Por cierto, el 5 de agosto de 1896; un día antes del encuentro de Veyre y Von Bernard con el presidente Díaz, el periódico El Nacional, anunciaba la próxima exhibición de ese nuevo aparato denominado Cinematógrafo Lumiére. Otra nota, agregaba, que la primera función pública, luego de aquella exclusiva para el presidente Díaz y sus invitados, sería sólo para reporteros y la comunidad científica. Así, tal exhibición se lleva a cabo el día 14 de ese mes de agosto, en el entresuelo de la Droguería Plateros, ubicada en Plateros No.9 (hoy la calle de Francisco I. Madero en el Centro Histórico). De esa forma, el cine llegaba a nuestro país. En breve, se ofrecen dos tandas diarias amenizadas por el Cuarteto Tovar; la entrada costaba 25 centavos con derecho de asiento y 15 centavos en gradas, y los programas, alternaban los cortos que los Lumiére y sus enviados filmaran en París y otros lugares del mundo, con las cintas locales: Un norte en Veracruz, Un Duelo a muerte a pistola en Chapultepec y tópicos similares, hasta que Salvador Toscano realiza una versión corta de Don Juan Tenorio, al tiempo que inauguraba en 1898, la primera sala pública de exhibición en nuestro país, instalada en las calles de Jesús María.
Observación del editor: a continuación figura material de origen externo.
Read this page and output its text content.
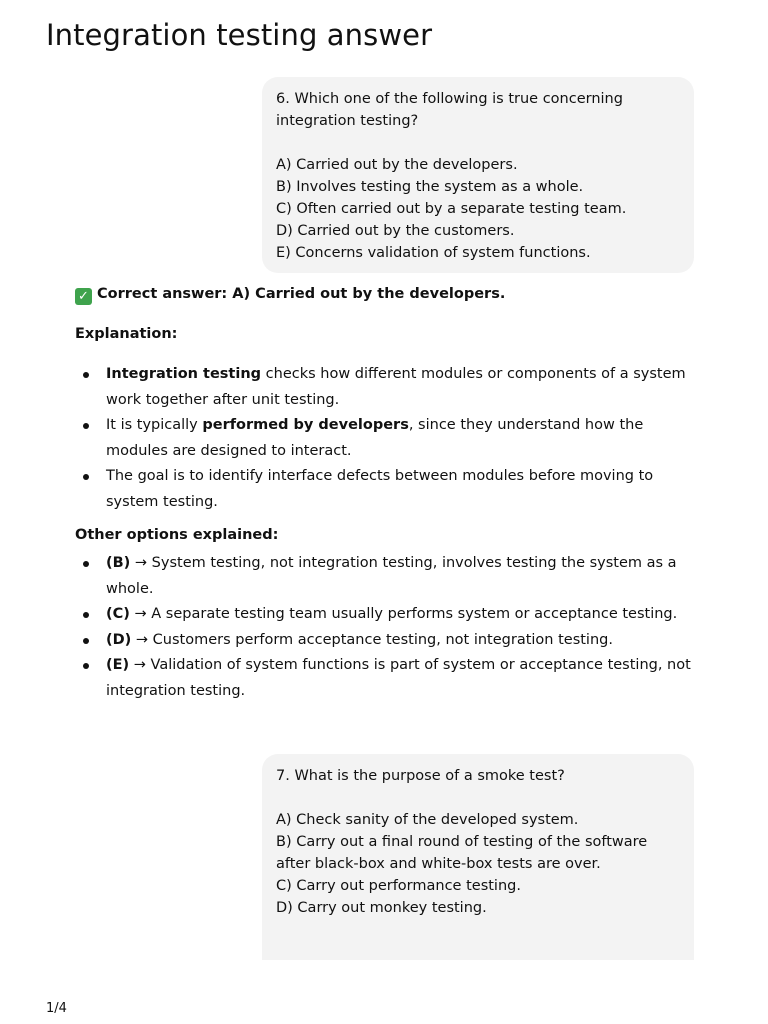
Integration testing answer
6. Which one of the following is true concerning integration testing?
A) Carried out by the developers.
B) Involves testing the system as a whole.
C) Often carried out by a separate testing team.
D) Carried out by the customers.
E) Concerns validation of system functions.
✓ Correct answer: A) Carried out by the developers.

Explanation:

Integration testing checks how different modules or components of a system work together after unit testing.
It is typically performed by developers, since they understand how the modules are designed to interact.
The goal is to identify interface defects between modules before moving to system testing.

Other options explained:

(B) → System testing, not integration testing, involves testing the system as a whole.
(C) → A separate testing team usually performs system or acceptance testing.
(D) → Customers perform acceptance testing, not integration testing.
(E) → Validation of system functions is part of system or acceptance testing, not integration testing.
7. What is the purpose of a smoke test?
A) Check sanity of the developed system.
B) Carry out a final round of testing of the software after black-box and white-box tests are over.
C) Carry out performance testing.
D) Carry out monkey testing.
1/4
De esa manera, Toscano empieza a expandir esa nueva diversión popular que provenía de un invento científico. Así, en tanto que abría el Salón Rojo en la calle de Cinco de mayo y realizaba funciones en ciudades como Chihuahua, San Luis Potosí, Guadalajara y pueblos cercanos, otros seguían su ejemplo, como los Moulinié, hermanos franceses que sorprendían con su Palacio Encantado en 1904, la sala más elegante de su tiempo, quienes, en sociedad con la fábrica El Buen Tono, instalaban las primeras pantallas al aire libre en las plazoletas. El cine, al igual que el descontento social, se propagaba como reguero de pólvora. En paralelo a las escaramuzas revolucionarias de los llamados alzados, que aparecían por todos los puntos del país, asimismo, llegaban hasta los más apartados rincones, las imágenes cinematográficas, cines establecidos y cines errantes, que empezaban a cambiar la mentalidad y la fisonomía de pueblos y ciudades, creando a su vez, los primeros mitos. Esa es la historia de él porqué, se celebra el Día del cine mexicano en estas fechas.